À Madagascar, la commission bilatérale franco-malgache, mise sur pied dans le cadre des travaux de recherches autour des crânes royaux sakalava, doit rendre avant la fin de l'année son rapport. Un préalable avant que la France ne statue définitivement sur la restitution de ces restes humains à l'État malgache, des symboles de la résistance contre la colonisation. Des membres de cette commission scientifique mixte étaient présents ensemble sur l'île il y a quelques jours pour un colloque international autour du patrimoine malgache.
Elle est la toute première historienne à avoir commencé à travailler sur la question des restes humains provenant de Madagascar et conservés au sein de collections publiques françaises. Depuis 2008, la chercheuse française Klara Boyer-Rossol oeuvre pour retrouver le crâne du roi Toera, un roi malgache décapité en 1897 à Ambiky lors d'une attaque des troupes coloniales françaises. Des années de recherches à éplucher des archives coloniales dispersées pour essayer de reconstituer le contexte de collecte et retracer les itinéraires de ces ossements.
« La famille des descendants des rois m'a vraiment enjoint à travailler dessus. J'ai pu mener des premières enquêtes de terrain, réaliser des entretiens, tout en interrogeant l'absence, à Madagascar, de ces restes humains spoliés. Et puis, à mon retour en France en 2009, j'ai commencé au fur et à mesure à fouiller un petit peu dans les archives et à m'enquérir des inventaires des collections, notamment du Muséum d'histoire naturelle de Paris, et tenter de rechercher parmi les quelque 400 crânes et restes humains malgaches conservés dans les réserves du Musée de l'homme, d'identifier parmi ces restes humains le crâne du roi Toera », explique Klara Boyer-Rossol.
Respect des traditions malgaches
Si ce crâne est important pour le rituel du bain des reliques royales, qui célèbre tous les quatre ans ce roi devenu, au-delà de la côte ouest, un symbole de la résistance malgache à la colonisation, le rassemblement dans un même lieu des ossements d'un défunt, sur la Grande Île, est essentiel pour le respect des traditions et des croyances.
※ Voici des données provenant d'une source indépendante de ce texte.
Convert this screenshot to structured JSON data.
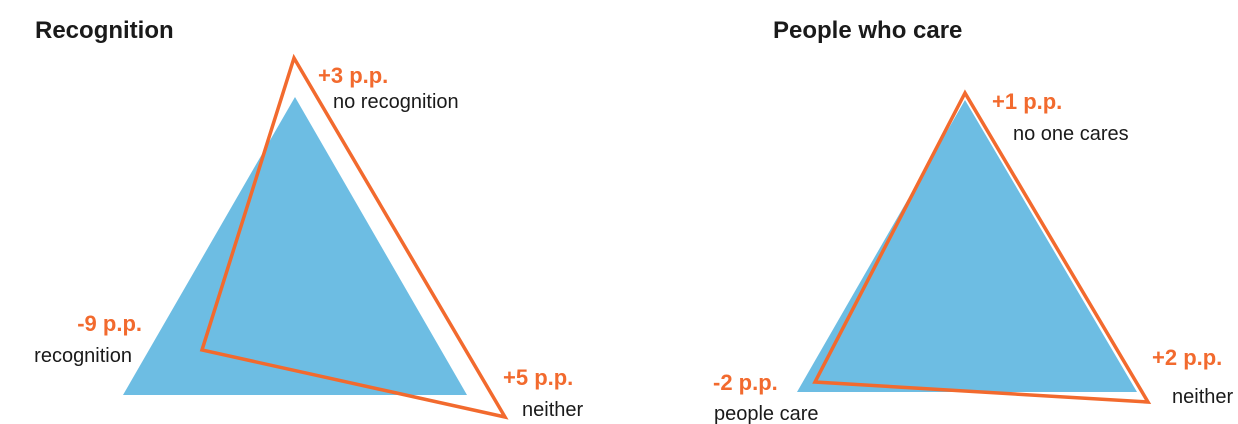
{
  "panels": [
    {
      "title": "Recognition",
      "corners": [
        {
          "change": "+3 p.p.",
          "label": "no recognition"
        },
        {
          "change": "-9 p.p.",
          "label": "recognition"
        },
        {
          "change": "+5 p.p.",
          "label": "neither"
        }
      ]
    },
    {
      "title": "People who care",
      "corners": [
        {
          "change": "+1 p.p.",
          "label": "no one cares"
        },
        {
          "change": "-2 p.p.",
          "label": "people care"
        },
        {
          "change": "+2 p.p.",
          "label": "neither"
        }
      ]
    }
  ]
}
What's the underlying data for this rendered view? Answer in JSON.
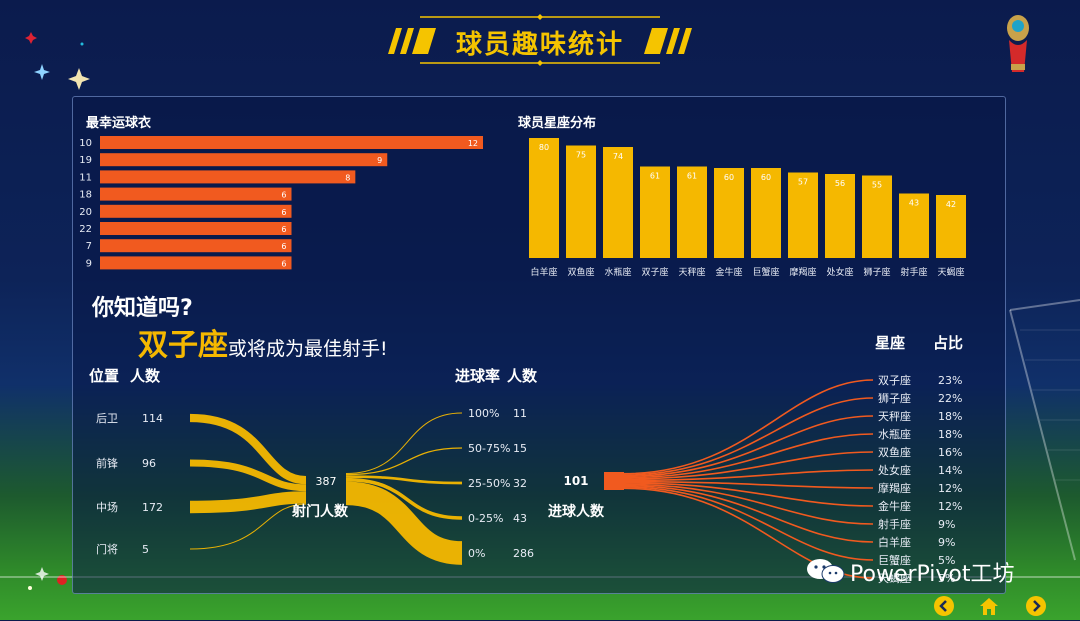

« Quelqu'un qui meurt en dehors de son Tanindrazana ("terre des ancêtres"), c'est quelque chose qui est inadmissible dans la culture malgache, souligne Bako Rasoarifetra, historienne et membre de la commission mixte scientifique. Donc si ces crânes reviennent, c'est une fierté pour toute la population malgache, et pas seulement pour les Sakalava. Parce que c'est considéré comme "quelqu'un qui revient au pays" ».
Un crâne a été identifié comme appartenant certainement au roi Toera. Impossible cependant de pouvoir l'attester à 100 %. « Que ce soit le bon ou pas, le fait qu'il soit un crâne pris dans un contexte de violences coloniales est suffisant pour qu'il soit restitué », martèle l'historienne Klara Boyer-Rossol.
« Permettre aux peuples de disposer de leur patrimoine »
De passage à Madagascar du 17 au 22 décembre pour renforcer la coopération muséale et patrimoniale entre la Grande Île et la France, Jean-Luc Martinez s'est confié sur le processus en cours autour de la restitution des crânes sakalava.
Selon cet ambassadeur de France pour la coopération internationale dans le domaine du patrimoine, grâce au travail constructif réalisé par la commission scientifique franco-malgache, Madagascar devrait être le premier pays au monde à bénéficier du retour sur son sol de ces restes humains.
« La loi française de 2023 dit très précisément qu'il s'agit de redonner de la "dignité humaine" à ce qu'on appelle des restes humains. Pour les biens culturels, il s'agit aussi, conformément à tous les traités internationaux, de permettre aux peuples de disposer de leur patrimoine, précise Jean-Luc Martinez. Sur une dizaine de demandes faites à la France, il y en a huit qui concernent l'Afrique. Aujourd'hui, elles sont toutes en cours d'instruction. La démarche française, c'est d'associer les chercheurs des pays demandeurs, parce que ces questions sont délicates, mais il faut aussi laisser le temps de la science et aux scientifiques de se parler. »
Ces collections de restes humains ont été coupées de leurs archives. Du coup, on a perdu la mémoire et donc, il faut les identifier. C'est un travail lent, long, parfois peut-être impossible à faire. Mais ce travail de recherche doit être fait, avec sérieux, et c'est sur la base de ce rapport scientifique de fin décembre 2024 que, au premier trimestre 2025, la restitution sera possible.
Sarah Tétaud Le ministre de la Culture français devra donc soumettre un décret au Conseil d'État, pour acter définitivement le retour de ces crânes sacrés à Madagascar.